Usually, negotiators receive mandates from their government which determine their scope of manoeuvre during the negotiations. While these mandates often provide a handhold to negotiators, they could also create a considerable barrier, when they ‘forbid’ negotiators to make a move that is required for a breakthrough in the discussion. In such cases, negotiators can decide to move on and try to find creative solutions to bring negotiations to an end. This often requires strong personalities and considerable experience of the negotiators. After all, if the negotiation outcome for a country differs largely from the mandate negotiators had been given, there may be little chance that the national government will approve of the negotiated outcome. At the same time, if they only focus on their own mandate and insufficiently care about the extent to which the mandates of other negotiators are taken into consideration, they may win the negotiations but eventually lose the treaty, because the other countries will not ratify the outcome.

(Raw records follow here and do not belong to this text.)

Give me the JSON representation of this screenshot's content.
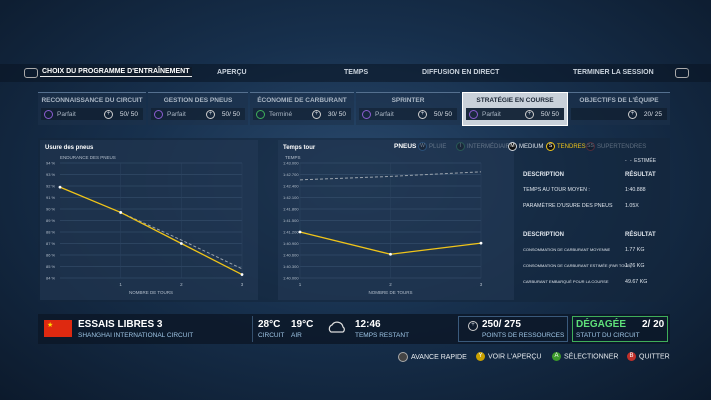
{
  "nav": {
    "items": [
      "CHOIX DU PROGRAMME D'ENTRAÎNEMENT",
      "APERÇU",
      "TEMPS",
      "DIFFUSION EN DIRECT",
      "TERMINER LA SESSION"
    ]
  },
  "programs": [
    {
      "name": "RECONNAISSANCE DU CIRCUIT",
      "status": "Parfait",
      "score": "50/ 50"
    },
    {
      "name": "GESTION DES PNEUS",
      "status": "Parfait",
      "score": "50/ 50"
    },
    {
      "name": "ÉCONOMIE DE CARBURANT",
      "status": "Terminé",
      "score": "30/ 50"
    },
    {
      "name": "SPRINTER",
      "status": "Parfait",
      "score": "50/ 50"
    },
    {
      "name": "STRATÉGIE EN COURSE",
      "status": "Parfait",
      "score": "50/ 50"
    },
    {
      "name": "OBJECTIFS DE L'ÉQUIPE",
      "score": "20/ 25"
    }
  ],
  "tyres": {
    "label": "PNEUS",
    "compounds": [
      {
        "icon": "W",
        "name": "PLUIE"
      },
      {
        "icon": "I",
        "name": "INTERMÉDIAIRE"
      },
      {
        "icon": "M",
        "name": "MEDIUM"
      },
      {
        "icon": "S",
        "name": "TENDRES"
      },
      {
        "icon": "SS",
        "name": "SUPERTENDRES"
      }
    ]
  },
  "estimate_label": "ESTIMÉE",
  "charts": [
    {
      "type": "line",
      "title": "Usure des pneus",
      "ylabel": "ENDURANCE DES PNEUS",
      "xlabel": "NOMBRE DE TOURS",
      "xlim": [
        0,
        3
      ],
      "xticks": [
        1,
        2,
        3
      ],
      "ylim": [
        84,
        94
      ],
      "yticks": [
        {
          "value": 94,
          "label": "94 %"
        },
        {
          "value": 93,
          "label": "93 %"
        },
        {
          "value": 92,
          "label": "92 %"
        },
        {
          "value": 91,
          "label": "91 %"
        },
        {
          "value": 90,
          "label": "90 %"
        },
        {
          "value": 89,
          "label": "89 %"
        },
        {
          "value": 88,
          "label": "88 %"
        },
        {
          "value": 87,
          "label": "87 %"
        },
        {
          "value": 86,
          "label": "86 %"
        },
        {
          "value": 85,
          "label": "85 %"
        },
        {
          "value": 84,
          "label": "84 %"
        }
      ],
      "series": [
        {
          "color": "#f0c419",
          "x": [
            0,
            1,
            2,
            3
          ],
          "values": [
            91.9,
            89.7,
            87.0,
            84.3
          ]
        }
      ],
      "estimate": {
        "color": "#9aa3ad",
        "x": [
          1,
          2,
          3
        ],
        "values": [
          89.7,
          87.3,
          84.8
        ]
      }
    },
    {
      "type": "line",
      "title": "Temps tour",
      "ylabel": "TEMPS",
      "xlabel": "NOMBRE DE TOURS",
      "xlim": [
        1,
        3
      ],
      "xticks": [
        1,
        2,
        3
      ],
      "ylim": [
        100,
        103
      ],
      "yticks": [
        {
          "value": 103,
          "label": "1:43.000"
        },
        {
          "value": 102.7,
          "label": "1:42.700"
        },
        {
          "value": 102.4,
          "label": "1:42.400"
        },
        {
          "value": 102.1,
          "label": "1:42.100"
        },
        {
          "value": 101.8,
          "label": "1:41.800"
        },
        {
          "value": 101.5,
          "label": "1:41.500"
        },
        {
          "value": 101.2,
          "label": "1:41.200"
        },
        {
          "value": 100.9,
          "label": "1:40.900"
        },
        {
          "value": 100.6,
          "label": "1:40.600"
        },
        {
          "value": 100.3,
          "label": "1:40.300"
        },
        {
          "value": 100,
          "label": "1:40.000"
        }
      ],
      "series": [
        {
          "color": "#f0c419",
          "x": [
            1,
            2,
            3
          ],
          "values": [
            101.2,
            100.62,
            100.91
          ]
        }
      ],
      "estimate": {
        "color": "#9aa3ad",
        "x": [
          1,
          2,
          3
        ],
        "values": [
          102.56,
          102.65,
          102.77
        ]
      }
    }
  ],
  "results": [
    {
      "header": [
        "DESCRIPTION",
        "RÉSULTAT"
      ],
      "rows": [
        [
          "TEMPS AU TOUR MOYEN :",
          "1:40.888"
        ],
        [
          "PARAMÈTRE D'USURE DES PNEUS",
          "1.05X"
        ]
      ]
    },
    {
      "header": [
        "DESCRIPTION",
        "RÉSULTAT"
      ],
      "rows": [
        [
          "CONSOMMATION DE CARBURANT MOYENNE",
          "1.77 KG"
        ],
        [
          "CONSOMMATION DE CARBURANT ESTIMÉE (PAR TOUR)",
          "1.76 KG"
        ],
        [
          "CARBURANT EMBARQUÉ POUR LA COURSE",
          "49.67 KG"
        ]
      ]
    }
  ],
  "session": {
    "name": "ESSAIS LIBRES 3",
    "circuit": "SHANGHAI INTERNATIONAL CIRCUIT",
    "track_temp": "28°C",
    "track_label": "CIRCUIT",
    "air_temp": "19°C",
    "air_label": "AIR",
    "time": "12:46",
    "time_label": "TEMPS RESTANT",
    "points": "250/ 275",
    "points_label": "POINTS DE RESSOURCES",
    "status": "DÉGAGÉE",
    "status_count": "2/ 20",
    "status_label": "STATUT DU CIRCUIT"
  },
  "controls": [
    {
      "label": "AVANCE RAPIDE"
    },
    {
      "icon": "Y",
      "label": "VOIR L'APERÇU"
    },
    {
      "icon": "A",
      "label": "SÉLECTIONNER"
    },
    {
      "icon": "B",
      "label": "QUITTER"
    }
  ]
}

Overstepping mandates does not always have to be a problem as long as the negotiators have valid arguments to explain ‘back home’ how this happened. A reason for overstepping is often that the mandates are generally based on estimates of what negotiations may look like. At negotiations, the position of countries can change, conflicting proposals creatively combined, and new, unexpected proposals tabled. What is important in the end is that country negotiators are able to judge whether the proposed negotiation outcome package is acceptable for the governments they represent.

For example, the US negotiators at Kyoto (1997) believed that the Kyoto Protocol package with emissions trading among industrialised countries and cooperation with developing countries through a broader application of the concept of emissions trading (i.e. JI, the CDM and international emissions trading among developed countries, see Chap. 3) weighed sufficiently against the 7 % emission reduction target for the USA without corresponding commitments for key developing countries. This package largely deviated from the negotiation mandate given by the US Congress, e.g., Byrd-Hagel resolution of 1997 (see Chap. 4). This resolution instructed the US negotiators to accept nothing more than a target to stabilise emissions at 1990 levels. On the other hand, the Brazilian negotiators rightly concluded that the establishment of the CDM was in line with the Brazilian proposal to support sustainable development in developing countries through a clean development fund (Matsuo 2003). Therefore, the outcome of the CDM as a market mechanism under the Kyoto Protocol remained within the mandate of the Brazilian negotiators.